Adil Bhatti, a former convenor of the Scots Asians for Independence group, said there was “racism” among the party’s rank and file.
He also accused the party leadership of tokenism by promoting weak ethnic minority candidates, citing the late MSP Bashir Ahmad as an example.
Bhatti said he once told Alex Salmond many people thought the main criterion for Asians being promoted in the SNP was the ability “to roast a good chicken leg” for him.
Although he said Salmond was untainted by prejudice, Bhatti said the activist base was very different: “The racism element is there. The grassroots workers of the SNP – had they not been a racist they would not be a nationalist. Racism is the basis of nationalism.”
Bhatti said it was striking that Scots Asians for Independence (SAFI), set up 20 years ago to woo voters from Labour, was still not formally affiliated to the SNP, denying it a seat on the party’s National Executive Committee.
Affiliation has been granted to Young Scots for Independence, the SNP trade union group, Federation of Student Nationalists and Association of Nationalist Councillors.
Bhatti, 68, a former secretary of the SNP’s Pollokshields branch, said he also saw bias before the 2012 council election, when “none of the indigenous members of the SNP voted for Asian candidates” in some Glasgow wards.
He said he told Sturgeon but she “totally ignored the situation”.
Bhatti’s comments echo those of his friend and ex Sturgeon ally Muhammad Shoaib, who last week told the Sunday Herald he experienced bias in the SNP before his recent defection to Labour.
Shoaib claimed SNP activists wanted “coconut Pakistanis, not pure Pakistani” candidates, and cited Tasmina Ahmed-Sheikh, who is standing in Ochil & South Perthshire in May.

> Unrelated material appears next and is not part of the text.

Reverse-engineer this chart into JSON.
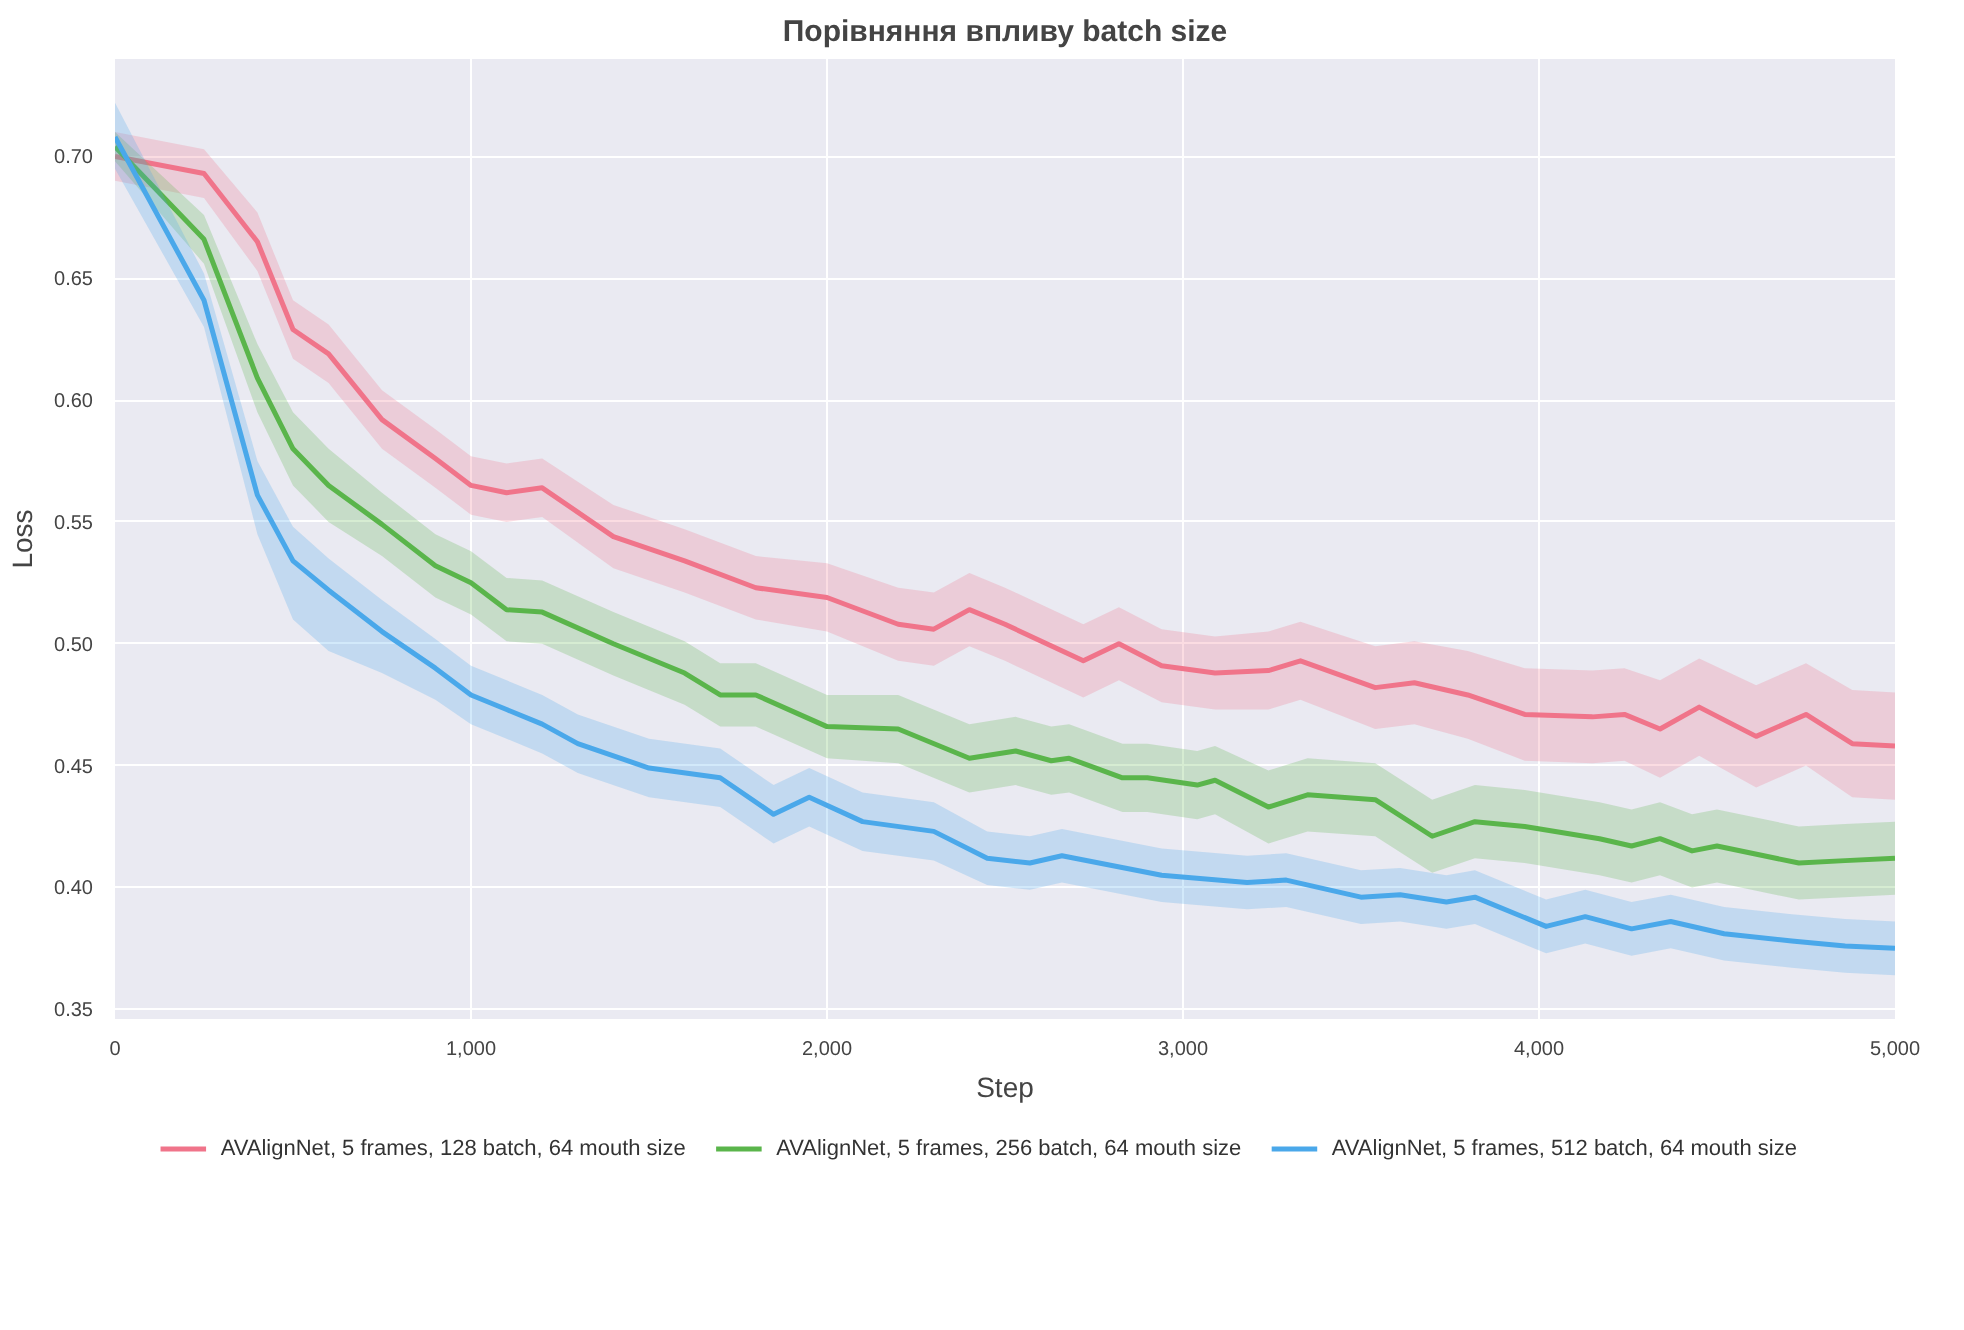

The phrase “coconut Pakistani”, which he said meant “white inside”, was fiercely condemned by the SNP.
Bhatti did not repeat the phrase, and claimed Ahmed-Sheikh and SNP minister Humza Yousaf had been promoted because of blind loyalty to the party leadership.

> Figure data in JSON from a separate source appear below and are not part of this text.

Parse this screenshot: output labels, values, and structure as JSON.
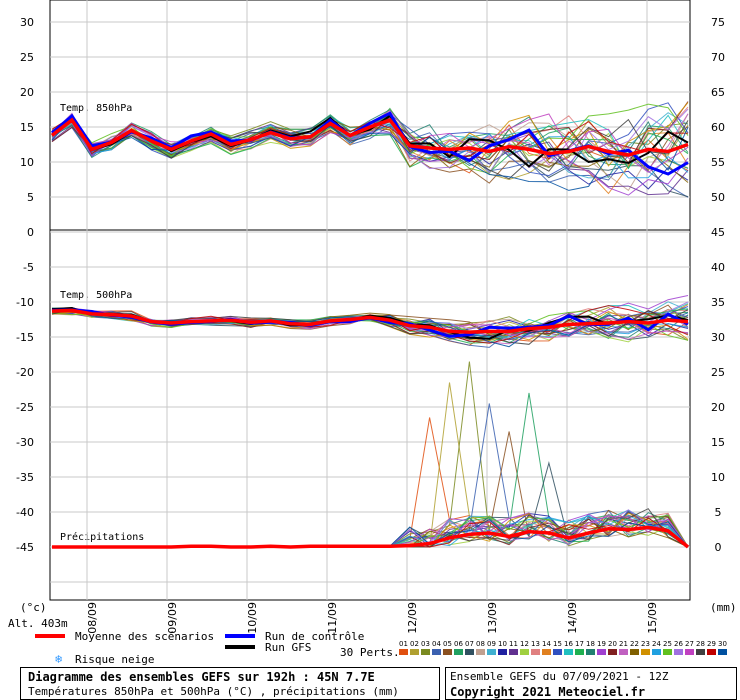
{
  "chart_data": {
    "type": "line",
    "x_dates": [
      "08/09",
      "09/09",
      "10/09",
      "11/09",
      "12/09",
      "13/09",
      "14/09",
      "15/09"
    ],
    "panel_temp850": {
      "label": "Temp. 850hPa",
      "left_ticks": [
        "30",
        "25",
        "20",
        "15",
        "10",
        "5",
        "0"
      ],
      "right_ticks": [
        "75",
        "70",
        "65",
        "60",
        "55",
        "50"
      ],
      "ylim": [
        0,
        33
      ],
      "mean": [
        13.8,
        16,
        11.8,
        12.8,
        14.5,
        13,
        11.8,
        13,
        14,
        12.5,
        13.2,
        14.2,
        13.3,
        13.6,
        15.5,
        13.8,
        15,
        16,
        12.3,
        12,
        11.8,
        12,
        11.5,
        12.2,
        11.8,
        11.2,
        11.5,
        12.2,
        11.5,
        11,
        11.8,
        11.5,
        12.5
      ]
    },
    "panel_temp500": {
      "label": "Temp. 500hPa",
      "left_ticks": [
        "-5",
        "-10",
        "-15",
        "-20",
        "-25",
        "-30",
        "-35",
        "-40",
        "-45"
      ],
      "right_ticks": [
        "45",
        "40",
        "35",
        "30",
        "25",
        "20",
        "15",
        "10",
        "5",
        "0"
      ],
      "ylim": [
        -50,
        0
      ],
      "mean": [
        -11.3,
        -11.2,
        -11.7,
        -11.8,
        -12,
        -12.8,
        -13,
        -12.8,
        -12.7,
        -12.6,
        -12.9,
        -12.7,
        -13.1,
        -13.2,
        -12.7,
        -12.5,
        -12.2,
        -12.6,
        -13.4,
        -13.6,
        -14.2,
        -14.3,
        -14.2,
        -14.2,
        -13.8,
        -13.6,
        -13.2,
        -13.1,
        -13,
        -12.8,
        -13,
        -12.6,
        -12.8
      ]
    },
    "precip_label": "Précipitations",
    "precip_mean": [
      0,
      0,
      0,
      0,
      0,
      0,
      0,
      0.1,
      0.1,
      0,
      0,
      0.1,
      0,
      0.1,
      0.1,
      0.1,
      0.1,
      0.1,
      0.2,
      0.5,
      1.3,
      1.8,
      2.0,
      1.5,
      2.2,
      2.0,
      1.3,
      2.0,
      2.6,
      2.5,
      2.8,
      2.3,
      0
    ],
    "precip_peaks": [
      18.5,
      23.5,
      26.5,
      20.5,
      16.5,
      22,
      12
    ],
    "unit_left": "(°c)",
    "unit_right": "(mm)",
    "altitude": "Alt. 403m",
    "legend": {
      "mean": "Moyenne des scénarios",
      "control": "Run de contrôle",
      "gfs": "Run GFS",
      "snow": "Risque neige",
      "perts": "30 Perts."
    },
    "pert_numbers": [
      "01",
      "02",
      "03",
      "04",
      "05",
      "06",
      "07",
      "08",
      "09",
      "10",
      "11",
      "12",
      "13",
      "14",
      "15",
      "16",
      "17",
      "18",
      "19",
      "20",
      "21",
      "22",
      "23",
      "24",
      "25",
      "26",
      "27",
      "28",
      "29",
      "30"
    ],
    "pert_colors": [
      "#e05010",
      "#b0a030",
      "#7a8a20",
      "#3a60b0",
      "#8a5020",
      "#20a060",
      "#305060",
      "#c0a090",
      "#40b0d0",
      "#2020a0",
      "#603090",
      "#a0d040",
      "#e08080",
      "#e08020",
      "#3050c0",
      "#20c0c0",
      "#20b050",
      "#208070",
      "#a040d0",
      "#802020",
      "#c060c0",
      "#806000",
      "#d09000",
      "#20a0e0",
      "#60c020",
      "#a070e0",
      "#c040c0",
      "#404040",
      "#c00000",
      "#0050a0"
    ],
    "footer_title": "Diagramme des ensembles GEFS sur 192h : 45N 7.7E",
    "footer_sub": "Températures 850hPa et 500hPa (°C) , précipitations (mm)",
    "ensemble_info": "Ensemble GEFS du 07/09/2021 - 12Z",
    "copyright": "Copyright 2021 Meteociel.fr",
    "colors": {
      "mean": "#ff0000",
      "control": "#0000ff",
      "gfs": "#000000",
      "grid": "#c8c8c8"
    }
  }
}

Both were “Yes men [who] do not have any standing in the community at all”, he said.
Bhatti was originally a Labour member, but defected to the SNP after 14 years in 1997 because he “couldn’t stand” Tony Blair any longer.
In the 2010 Westminster election, Bhatti signed the nomination papers for the SNP candidate in Glasgow Central.

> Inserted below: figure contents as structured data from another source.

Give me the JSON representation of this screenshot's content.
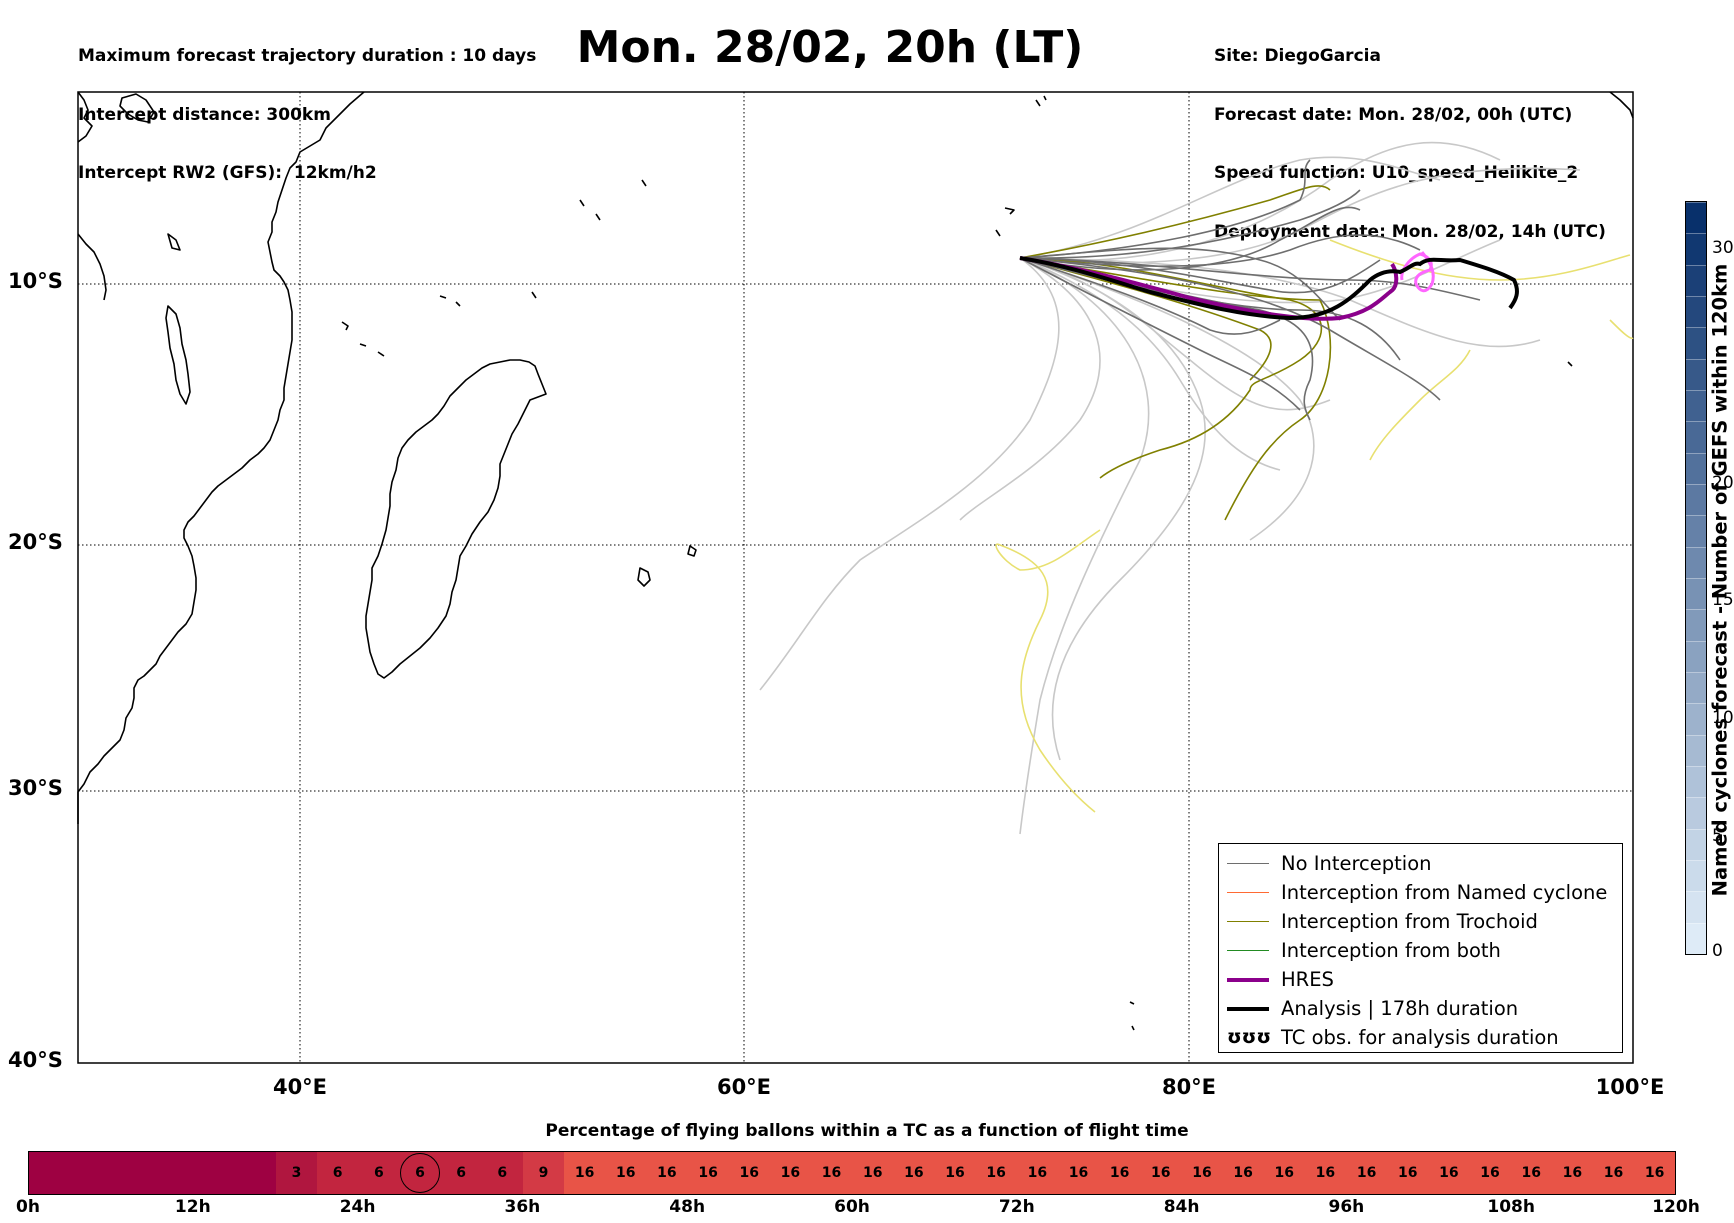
{
  "header": {
    "left_lines": [
      "Maximum forecast trajectory duration : 10 days",
      "Intercept distance: 300km",
      "Intercept RW2 (GFS):  12km/h2"
    ],
    "title": "Mon. 28/02, 20h (LT)",
    "right_lines": [
      "Site: DiegoGarcia",
      "Forecast date: Mon. 28/02, 00h (UTC)",
      "Speed function: U10_speed_Helikite_2",
      "Deployment date: Mon. 28/02, 14h (UTC)"
    ]
  },
  "map": {
    "lat_ticks": [
      "10°S",
      "20°S",
      "30°S",
      "40°S"
    ],
    "lon_ticks": [
      "40°E",
      "60°E",
      "80°E",
      "100°E"
    ],
    "extent": {
      "lon": [
        30,
        100
      ],
      "lat": [
        -40,
        -1
      ]
    },
    "colors": {
      "no_interception": "#6e6e6e",
      "named_cyclone": "#ff6a33",
      "trochoid": "#808000",
      "both": "#228b22",
      "hres": "#8b008b",
      "analysis": "#000000",
      "tc_obs": "#ff66ff",
      "ensemble_light": "#c8c8c8",
      "yellow_tracks": "#e8e070"
    }
  },
  "legend": {
    "items": [
      {
        "label": "No Interception",
        "style": "gray"
      },
      {
        "label": "Interception from Named cyclone",
        "style": "orange"
      },
      {
        "label": "Interception from Trochoid",
        "style": "olive"
      },
      {
        "label": "Interception from both",
        "style": "green"
      },
      {
        "label": "HRES",
        "style": "purple"
      },
      {
        "label": "Analysis | 178h duration",
        "style": "black"
      },
      {
        "label": "TC obs. for analysis duration",
        "style": "glyph",
        "glyph": "ʊʊʊ"
      }
    ]
  },
  "colorbar": {
    "label": "Named cyclones forecast - Number of GEFS within 120km",
    "ticks": [
      "0",
      "5",
      "10",
      "15",
      "20",
      "30"
    ],
    "range": [
      0,
      32
    ]
  },
  "flight_bar": {
    "title": "Percentage of flying ballons within a TC as a function of flight time",
    "cells": [
      {
        "value": "",
        "color": "#9e0142"
      },
      {
        "value": "",
        "color": "#9e0142"
      },
      {
        "value": "",
        "color": "#9e0142"
      },
      {
        "value": "",
        "color": "#9e0142"
      },
      {
        "value": "",
        "color": "#9e0142"
      },
      {
        "value": "",
        "color": "#9e0142"
      },
      {
        "value": "3",
        "color": "#b0163f"
      },
      {
        "value": "6",
        "color": "#c2253f"
      },
      {
        "value": "6",
        "color": "#c2253f"
      },
      {
        "value": "6",
        "color": "#c2253f",
        "circled": true
      },
      {
        "value": "6",
        "color": "#c2253f"
      },
      {
        "value": "6",
        "color": "#c2253f"
      },
      {
        "value": "9",
        "color": "#d33a45"
      },
      {
        "value": "16",
        "color": "#e85447"
      },
      {
        "value": "16",
        "color": "#e85447"
      },
      {
        "value": "16",
        "color": "#e85447"
      },
      {
        "value": "16",
        "color": "#e85447"
      },
      {
        "value": "16",
        "color": "#e85447"
      },
      {
        "value": "16",
        "color": "#e85447"
      },
      {
        "value": "16",
        "color": "#e85447"
      },
      {
        "value": "16",
        "color": "#e85447"
      },
      {
        "value": "16",
        "color": "#e85447"
      },
      {
        "value": "16",
        "color": "#e85447"
      },
      {
        "value": "16",
        "color": "#e85447"
      },
      {
        "value": "16",
        "color": "#e85447"
      },
      {
        "value": "16",
        "color": "#e85447"
      },
      {
        "value": "16",
        "color": "#e85447"
      },
      {
        "value": "16",
        "color": "#e85447"
      },
      {
        "value": "16",
        "color": "#e85447"
      },
      {
        "value": "16",
        "color": "#e85447"
      },
      {
        "value": "16",
        "color": "#e85447"
      },
      {
        "value": "16",
        "color": "#e85447"
      },
      {
        "value": "16",
        "color": "#e85447"
      },
      {
        "value": "16",
        "color": "#e85447"
      },
      {
        "value": "16",
        "color": "#e85447"
      },
      {
        "value": "16",
        "color": "#e85447"
      },
      {
        "value": "16",
        "color": "#e85447"
      },
      {
        "value": "16",
        "color": "#e85447"
      },
      {
        "value": "16",
        "color": "#e85447"
      },
      {
        "value": "16",
        "color": "#e85447"
      }
    ],
    "hour_ticks": [
      "0h",
      "12h",
      "24h",
      "36h",
      "48h",
      "60h",
      "72h",
      "84h",
      "96h",
      "108h",
      "120h"
    ]
  }
}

Now back in Labour after quitting the SNP in 2012 over its support for Nato, Bhatti recently seconded the nomination of Labour’s Anas Sarwar in the same seat.
Yousaf said: “These are more disgraceful comments from a Labour Party member, which are completely untrue.
“To attack the late Bashir Ahmad as weak is a truly appalling slur on a wonderful man who was the most sincere politician of his generation.
“The SNP is a civic party which embraces all of Scotland’s communities and ethnic diversity, which is clear for all to see.”